Par requête déposée au greffe du tribunal administratif le 21 mai 2021, la société (AB) a fait introduire un recours tendant à l’annulation du règlement grand-ducal du 10 février 2021.

Par jugement du 15 juin 2023, le tribunal déclara ce recours recevable mais non fondé et en débouta la partie demanderesse avec charge des frais et dépens de l’instance.

Par requête d’appel régulièrement déposée au greffe de la Cour administrative le 25 juillet 2023, la société (AB) fit entreprendre ce jugement du 15 juin 2023 dont elle sollicite la réformation dans le sens de voir déclarer son recours en annulation justifié et de voir annuler en conséquence le règlement grand-ducal critiqué du 10 février 2021 tout en proposant, pour autant que de besoin plusieurs questions préjudicielles à soumettre à la Cour constitutionnelle.
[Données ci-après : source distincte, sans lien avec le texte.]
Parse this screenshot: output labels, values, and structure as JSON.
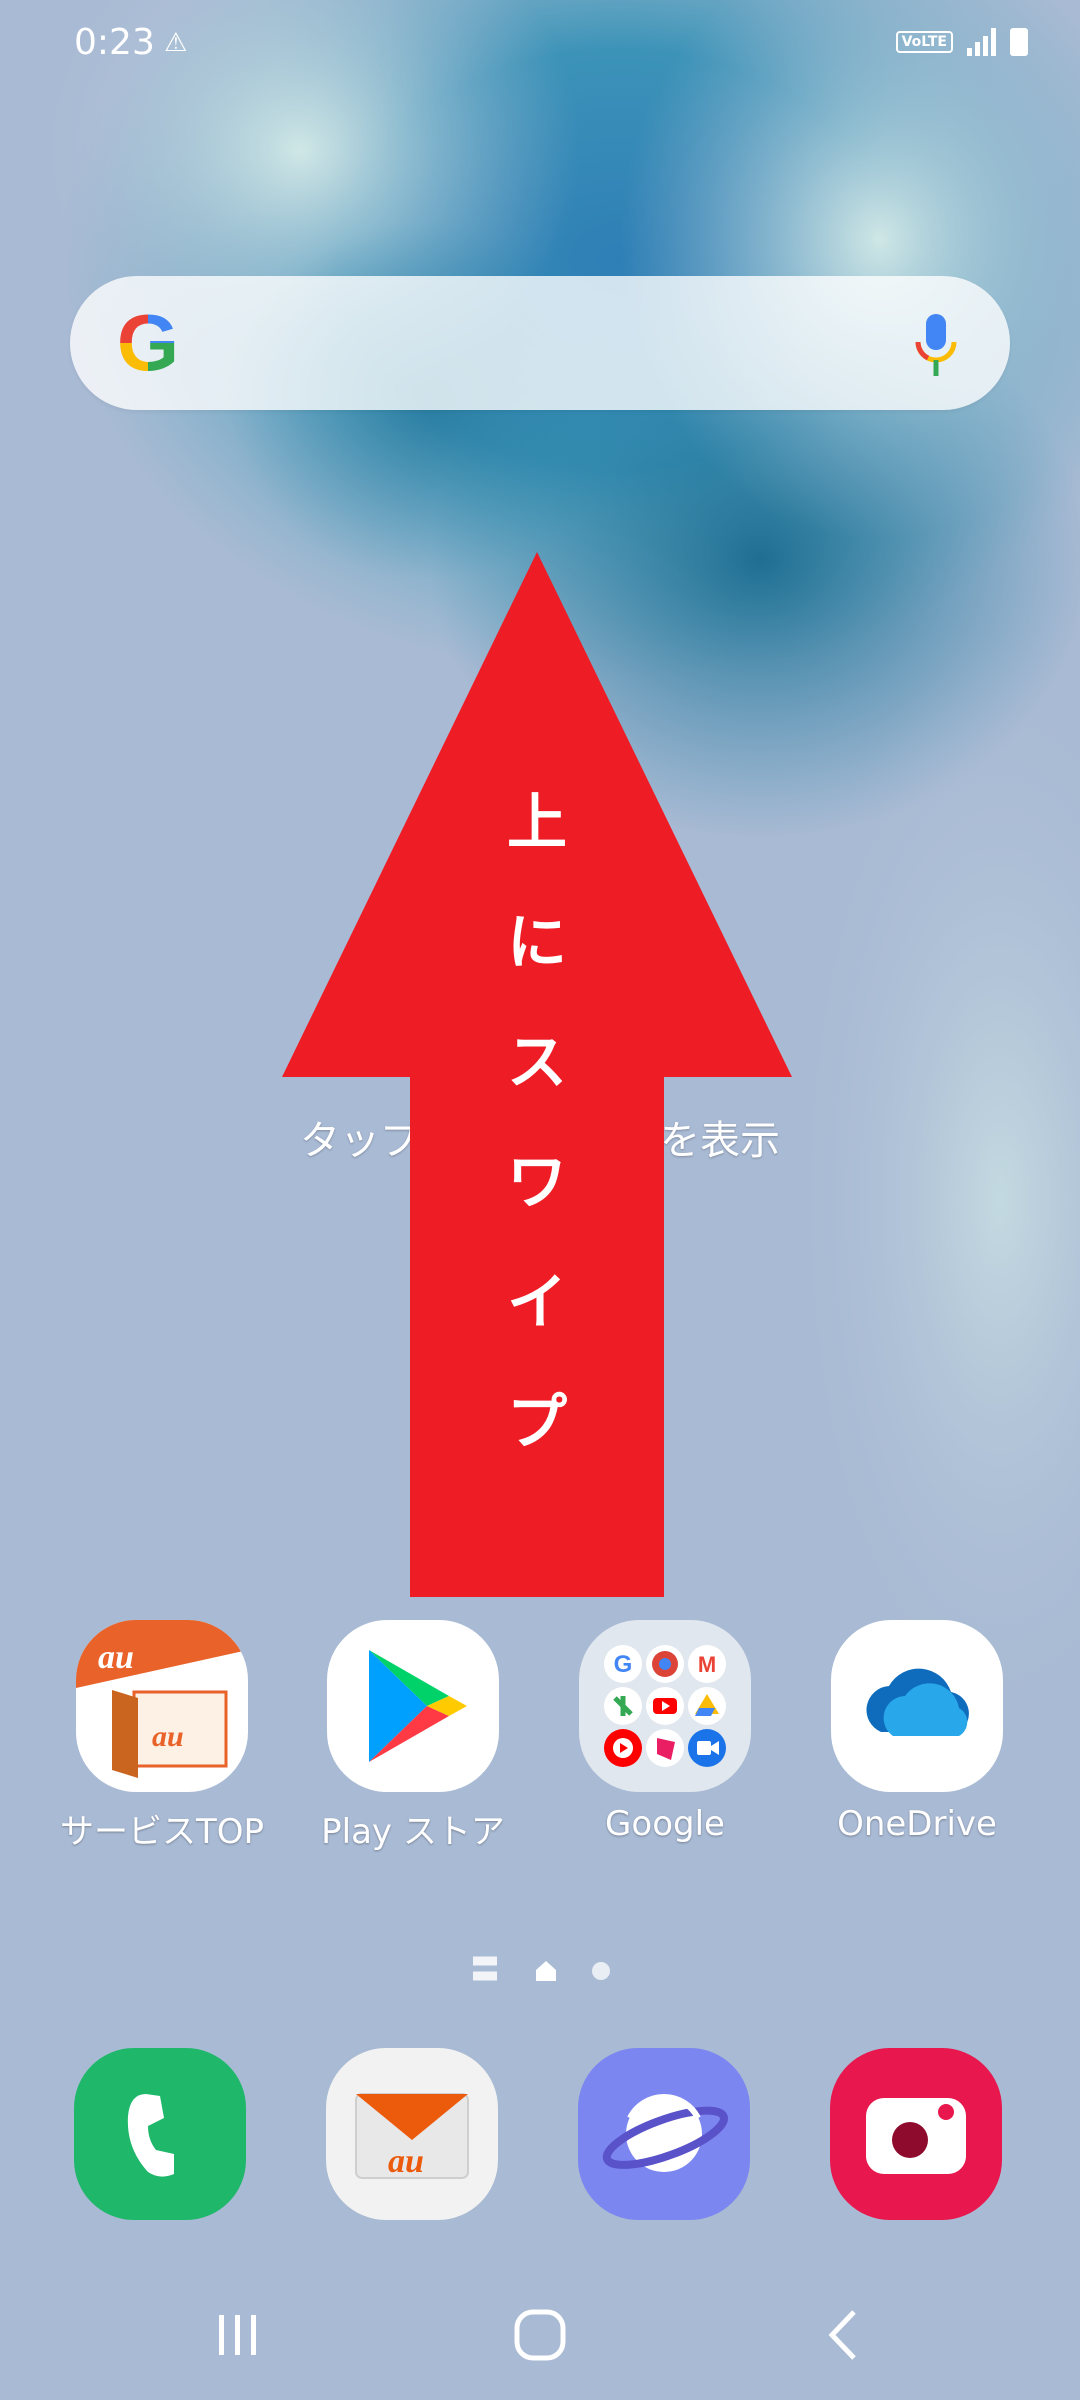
{
  "status_bar": {
    "time": "0:23",
    "warning_icon": "warning-icon",
    "volte": "VoLTE",
    "signal_icon": "signal-icon",
    "battery_icon": "battery-icon"
  },
  "search_widget": {
    "logo": "G",
    "mic_icon": "mic-icon"
  },
  "hint_text": "タップ　　　　　　を表示",
  "overlay": {
    "arrow_color": "#ee1c25",
    "label_chars": [
      "上",
      "に",
      "ス",
      "ワ",
      "イ",
      "プ"
    ]
  },
  "apps": [
    {
      "label": "サービスTOP",
      "icon": "au-service-top-icon"
    },
    {
      "label": "Play ストア",
      "icon": "play-store-icon"
    },
    {
      "label": "Google",
      "icon": "google-folder-icon"
    },
    {
      "label": "OneDrive",
      "icon": "onedrive-icon"
    }
  ],
  "page_indicator": {
    "lines": "〓"
  },
  "dock": [
    {
      "name": "phone",
      "icon": "phone-icon",
      "color": "#1fb86a"
    },
    {
      "name": "au-mail",
      "icon": "au-mail-icon",
      "color": "#f2f2f2"
    },
    {
      "name": "internet",
      "icon": "internet-icon",
      "color": "#7b86f0"
    },
    {
      "name": "camera",
      "icon": "camera-icon",
      "color": "#e8174d"
    }
  ],
  "au_logo": "au"
}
Tel que la partie étatique l’analyse à bon escient, trois questions différentes sont posées à la Cour à travers la requête d’appel de la partie appelante.

Tout d’abord est soulevée une question de légalité externe consistant dans le moyen tiré de l’irrégularité de l’évaluation environnementale stratégique, ci-après l’« EES », telle que prévue par la loi du 22 mai 2008.

Par la suite, l’appelante soulève deux moyens tirés de l’inconstitutionnalité de certains aspects de la loi du 17 avril 2018, le premier étant un moyen d’inconstitutionnalité voire l’inconventionnalité du dispositif législatif relatif aux servitudes imposées aux parcelles visées par la ZPH selon les différentes versions de la loi du 17 avril 2018, tandis que le second est tiré de l’inconstitutionnalité du droit de préemption défini par ladite loi du 17 avril 2018.

De manière plus générale, la partie étatique estime en ordre tout à fait subsidiaire, pour le cas où la Cour serait amenée à déclarer le recours initial justifié, de limiter, pour des raisons de proportionnalité, dans ce cas de figure, l’annulation à prononcer au classement du seul terrain de l’appelante à … à la base du contentieux actuellement pendant entre parties.

3En premier lieu, l’appelante reprend son moyen tiré de ce que l’EES mise en place aurait été confectionnée pour l’essentiel à un moment où la base légale du PSL, à savoir la loi du 17 avril 2018, n’aurait pas encore été concrètement en vigueur, de sorte que sa légalité serait compromise de ce fait.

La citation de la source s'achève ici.